This probability is actually $0$. This is a 2d variant of the question: "What is the probability of find the system described by $\psi(x)$ at position $x_0$?". In both cases the answer is $0$. In 1d this is because the probability is the area under a single point of height $\vert \psi(x_0)\vert^2$, and this point has no width so the area is $0$. In the 2d case of this question, the answer if $0$ because this probability is a line of finite length but no width, so the area under this line is $0$.
This does not mean that finding the expectation value of $\delta(x_1-x_2)$ cannot be done. It's just that $\langle\delta(x_1-x_2)\rangle$ does not give the probability you are looking for.
The same situation occurs in 1d. $\langle \delta (x)\rangle$ simply returns $\vert\psi(0)\vert^2$, which incidentally can be $>1$: there is nothing to prevent $\psi(x)$ or $\vert\psi(x)\vert^2$ to be $>1$ since the probability is the probability density $\vert\psi(x)\vert^2$ integrated over an interval.
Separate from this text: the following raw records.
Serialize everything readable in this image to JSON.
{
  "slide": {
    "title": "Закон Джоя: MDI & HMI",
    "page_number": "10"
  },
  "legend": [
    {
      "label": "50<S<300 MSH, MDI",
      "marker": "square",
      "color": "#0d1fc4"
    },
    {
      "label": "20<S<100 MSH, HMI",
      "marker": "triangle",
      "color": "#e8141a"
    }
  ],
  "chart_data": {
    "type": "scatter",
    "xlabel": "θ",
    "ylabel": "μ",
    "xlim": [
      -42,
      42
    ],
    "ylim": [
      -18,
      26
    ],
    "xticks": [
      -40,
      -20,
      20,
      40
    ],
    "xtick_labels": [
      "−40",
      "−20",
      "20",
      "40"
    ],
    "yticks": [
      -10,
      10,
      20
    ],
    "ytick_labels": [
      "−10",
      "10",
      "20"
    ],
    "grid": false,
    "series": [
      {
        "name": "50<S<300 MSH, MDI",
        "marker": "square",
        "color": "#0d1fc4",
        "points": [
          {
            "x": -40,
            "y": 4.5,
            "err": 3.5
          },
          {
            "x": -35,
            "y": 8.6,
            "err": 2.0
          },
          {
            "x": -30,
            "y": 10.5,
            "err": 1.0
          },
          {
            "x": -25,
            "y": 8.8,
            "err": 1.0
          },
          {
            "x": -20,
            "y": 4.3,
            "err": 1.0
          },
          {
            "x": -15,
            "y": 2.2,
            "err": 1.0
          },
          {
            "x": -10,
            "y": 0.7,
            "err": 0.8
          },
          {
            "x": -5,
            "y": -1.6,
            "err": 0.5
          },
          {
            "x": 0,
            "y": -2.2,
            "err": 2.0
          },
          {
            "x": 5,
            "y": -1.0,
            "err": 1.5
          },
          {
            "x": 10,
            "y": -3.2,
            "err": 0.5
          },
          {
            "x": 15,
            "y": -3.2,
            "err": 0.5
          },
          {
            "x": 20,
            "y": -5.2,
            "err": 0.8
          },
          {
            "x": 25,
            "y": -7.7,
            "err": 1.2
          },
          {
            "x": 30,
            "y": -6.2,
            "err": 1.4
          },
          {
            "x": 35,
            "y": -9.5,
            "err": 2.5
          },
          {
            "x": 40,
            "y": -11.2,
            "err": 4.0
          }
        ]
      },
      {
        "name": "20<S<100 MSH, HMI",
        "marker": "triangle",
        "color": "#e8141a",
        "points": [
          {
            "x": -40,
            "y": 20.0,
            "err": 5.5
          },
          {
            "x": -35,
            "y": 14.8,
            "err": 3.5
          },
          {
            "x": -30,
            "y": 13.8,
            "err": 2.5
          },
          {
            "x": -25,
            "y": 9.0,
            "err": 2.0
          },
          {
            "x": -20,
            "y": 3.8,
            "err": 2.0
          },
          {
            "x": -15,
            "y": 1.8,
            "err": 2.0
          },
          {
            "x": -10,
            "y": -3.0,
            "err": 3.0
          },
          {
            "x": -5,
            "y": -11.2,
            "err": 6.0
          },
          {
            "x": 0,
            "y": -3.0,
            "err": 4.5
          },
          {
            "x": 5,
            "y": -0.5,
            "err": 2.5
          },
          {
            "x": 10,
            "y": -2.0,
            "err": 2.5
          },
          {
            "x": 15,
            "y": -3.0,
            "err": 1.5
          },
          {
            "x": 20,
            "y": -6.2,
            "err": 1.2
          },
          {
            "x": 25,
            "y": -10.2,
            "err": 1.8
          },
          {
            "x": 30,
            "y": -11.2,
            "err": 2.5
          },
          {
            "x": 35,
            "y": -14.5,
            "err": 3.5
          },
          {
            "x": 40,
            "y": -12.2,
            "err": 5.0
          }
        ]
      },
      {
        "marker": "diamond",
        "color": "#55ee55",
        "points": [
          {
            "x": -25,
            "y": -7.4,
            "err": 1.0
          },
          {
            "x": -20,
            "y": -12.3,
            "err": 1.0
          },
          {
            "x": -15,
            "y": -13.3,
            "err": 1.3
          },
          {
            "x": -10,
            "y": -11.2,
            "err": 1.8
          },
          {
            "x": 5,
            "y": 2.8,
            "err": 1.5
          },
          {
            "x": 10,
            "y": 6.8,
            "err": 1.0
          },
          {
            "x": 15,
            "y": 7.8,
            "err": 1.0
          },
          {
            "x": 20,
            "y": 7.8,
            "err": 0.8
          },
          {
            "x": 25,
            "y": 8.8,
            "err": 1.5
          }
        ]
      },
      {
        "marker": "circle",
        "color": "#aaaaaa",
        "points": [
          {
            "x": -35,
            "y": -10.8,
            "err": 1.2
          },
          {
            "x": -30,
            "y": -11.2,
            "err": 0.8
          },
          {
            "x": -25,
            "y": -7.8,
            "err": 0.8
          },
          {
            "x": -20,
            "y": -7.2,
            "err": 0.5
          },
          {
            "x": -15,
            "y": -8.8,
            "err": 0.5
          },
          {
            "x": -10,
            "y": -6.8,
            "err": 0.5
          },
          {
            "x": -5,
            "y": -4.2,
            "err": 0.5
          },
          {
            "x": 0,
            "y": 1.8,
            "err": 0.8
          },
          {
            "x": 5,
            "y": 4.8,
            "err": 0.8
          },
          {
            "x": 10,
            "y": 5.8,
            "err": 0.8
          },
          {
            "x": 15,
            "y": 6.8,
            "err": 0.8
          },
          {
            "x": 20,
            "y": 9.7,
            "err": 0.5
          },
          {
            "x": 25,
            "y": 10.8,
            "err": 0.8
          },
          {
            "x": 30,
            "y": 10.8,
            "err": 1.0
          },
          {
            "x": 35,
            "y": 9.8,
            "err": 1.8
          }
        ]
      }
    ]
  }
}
For small intervals $dx$ we have $\vert\psi(x)\vert^2dx<1$. An easy example of this is the normalized wavefunction $\psi(x)=\sqrt{2}\frac{e^{-2x^2}}{\pi^{1/4}}$. Then
$$
\langle \delta(0)\rangle = \int dx\, \frac{2e^{-4x^2}}{\sqrt{\pi}}\delta(0)= \frac{2}{\sqrt{\pi}}\approx 1.13.
$$
Now, in the 2d case, to find $\langle\delta(x_1-x_2)\rangle$, you obtained quite correctly the expectation value of $\delta(x_1-x_2)$ as
\begin{align}
\langle\delta(x_1-x_2)\rangle&=
\int dx_1 \int dx_2 \delta(x_1-x_2) \textstyle\frac{1}{2}
\vert \Psi_1(x_1)\Psi_2(x_2)+\Psi_2(x_1)\Psi_1(x_2)\vert^2\, ,\\
&=\int dx_1 \textstyle\frac{1}{2}\vert \Psi_1(x_1)\Psi_2(x_1)+\Psi_2(x_1)\Psi_1(x_1)\vert^2\, ,\\
\end{align}
At this point, the computation continues as
\begin{align}
&=\int dx_1 \textstyle\frac{1}{2}\vert \Psi_1(x_1)\Psi_2(x_1)+\Psi_2(x_1)\Psi_1(x_1)\vert^2\, ,\\
&=\int dx_1 \textstyle\frac{1}{2}
\vert2 \Psi_1(x_1)\Psi_2(x_1)\vert^2\, ,\\
&=2\int dx_1
\vert \Psi_1(x_1)\Psi_2(x_1)\vert^2\, ,\\
&=2\int dx_1
\vert \Psi_1(x_1)\vert^2\vert \Psi_2(x_1)\vert^2 \, , \tag{1}\\
&\ne 2 \int dx_1
\vert \Psi_1(x_1)\vert^2\int dx_1 \vert \Psi_2(x_1)\vert^2\, .
\end{align}
Of course the factor of 2 in Eq.(1) is expected since bosons are more likely to bunch together than independent particles, in other words the probability amplitude $\Psi(x,x)$ for two bosons at the same place is enhanced by $\sqrt{2}$ over the probability amplitude for distinguishable particles.
As a calculational example consider $\psi_0(x)$ and $\psi_1(x)$ to be harmonic oscillator wavefunctions:
$$
\psi_0(x)=\frac{e^{-\frac{x^2}{2}}}{\sqrt[4]{\pi }}\, ,\qquad
\psi_1(x)=\frac{\sqrt{2} e^{-\frac{x^2}{2}} x}{\sqrt[4]{\pi }}
$$
The probability density is then
$$
\vert\Psi_B(x,y)\vert^2=\frac{e^{-x^2-y^2} \left(-2 x^2 y-x \left(2 y^2-1\right)+y\right)^2}{2 \pi }
$$
Setting $x=y$ we obtain
$$
\vert\Psi_B(x,x)\vert^2=\frac{2 e^{-2 x^2} x^2 \left(1-2 x^2\right)^2}{\pi }
$$
and
\begin{align}
\int dx \vert\Psi_B(x,x)\vert^2&=\frac{7}{8\sqrt{2\pi}}\approx 0.35\, ,\\
&=2\int dx \vert\psi_0(x)\vert^2 \vert\psi_1(x)\vert^2
\end{align}